Researchers at Karolinska Institutet, Sweden, have been able to improve functional recovery following spinal cord injuries in mice, paving the way for new therapeutic treatments.
The healing ability of the central nervous system is very limited, and brain or spinal cord injuries often result in permanent functional deficits.
Now, scientists from Karolinska Institutet have reported that they have found an important mechanism that explains why this happens.
What happens with the nervous system?
Following an injury to the central nervous system, a special type of scar tissue is formed which inhibits the regeneration. Injuries to the brain and spinal cord therefore often lead to permanent loss of functional ability.
More than a century ago it was recognised that nerve fibres of the central nervous system fail to grow through the scar tissue that forms a lesion.
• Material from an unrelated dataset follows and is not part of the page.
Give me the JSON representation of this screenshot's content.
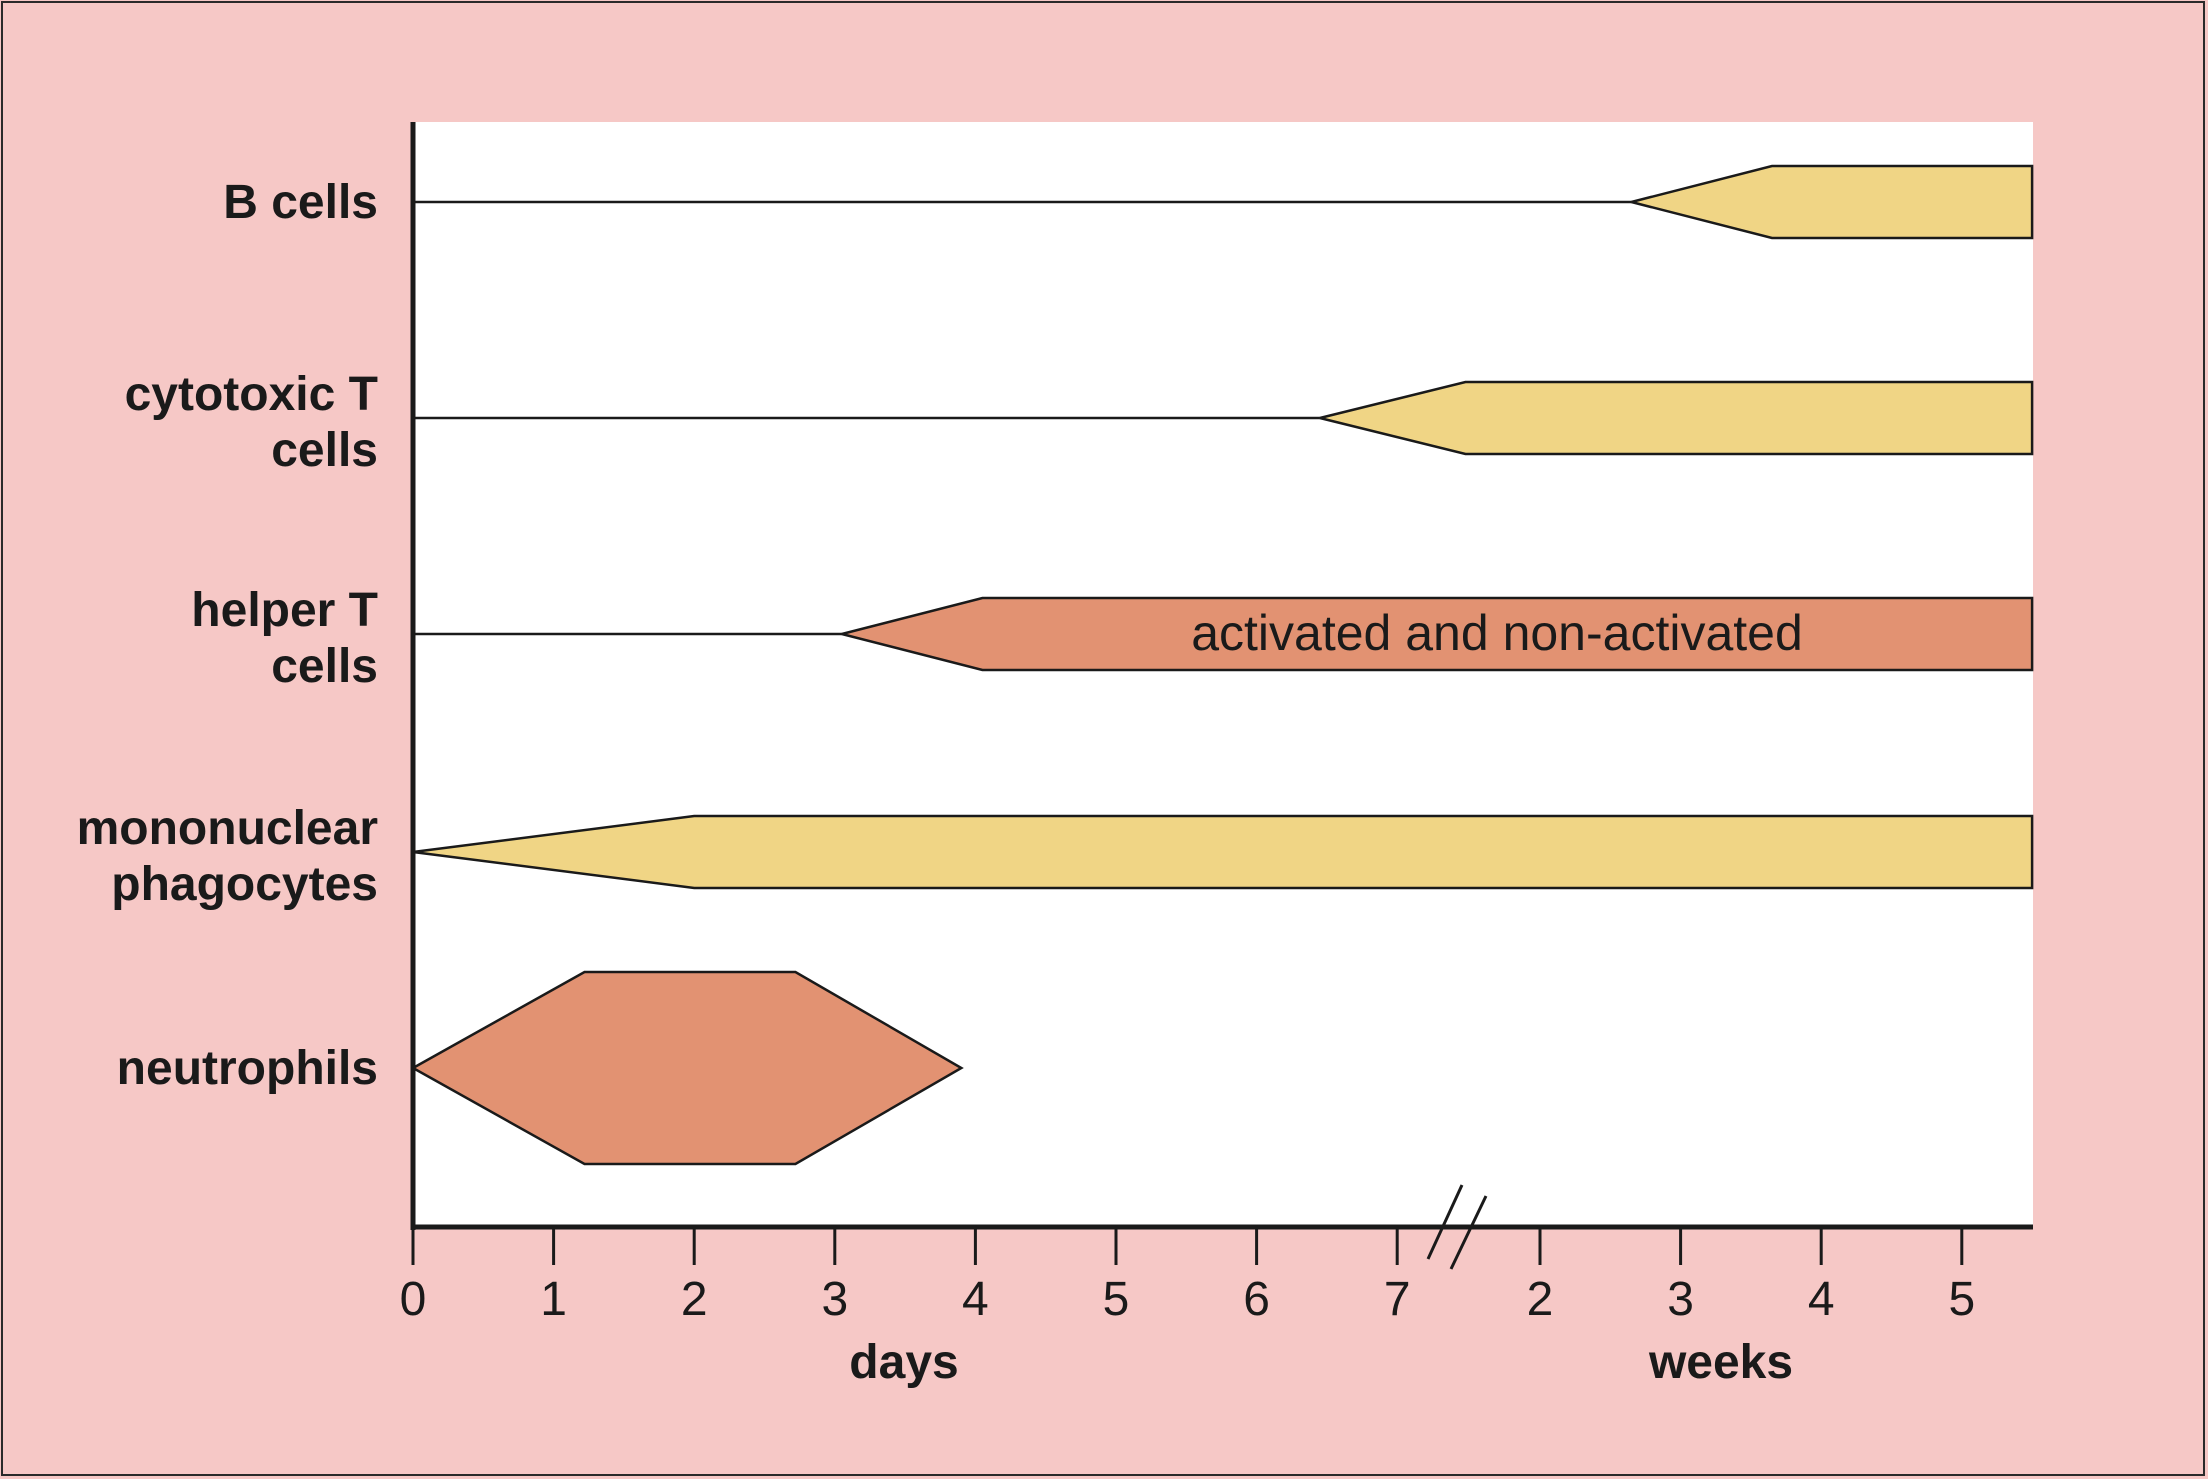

This scar tissue is a complex mesh of different cell types and molecules, and it has been unclear exactly how the scar tissue blocks nerve fibre regrowth.
Identifying an important mechanism
After studying mice with spinal cord injuries, the researchers identified an important mechanism behind the inhibition of nerve fibre regeneration.
Christian Goritz, associate professor at the Department of Cell and Molecular Biology, said: “Our findings give an important explanation as to why functional recovery is so limited following injury to the central nervous system.”
The researchers at Karolinska found the explanation lies in a small population of cells lining blood vessels that gives rise to a large part of the scar tissue.
Inhibiting scar formation by these blood vessel-associated cells allowed some nerve fibres to grow through the injury and reconnect with other nerve cells. This resulted in improved functional recovery following spinal cord injury in mice.
Goritz added: “Further studies are now needed to explore whether this knowledge can be used to promote recovery following injury to the central nervous system in humans.”
The research was published in the journal Cell.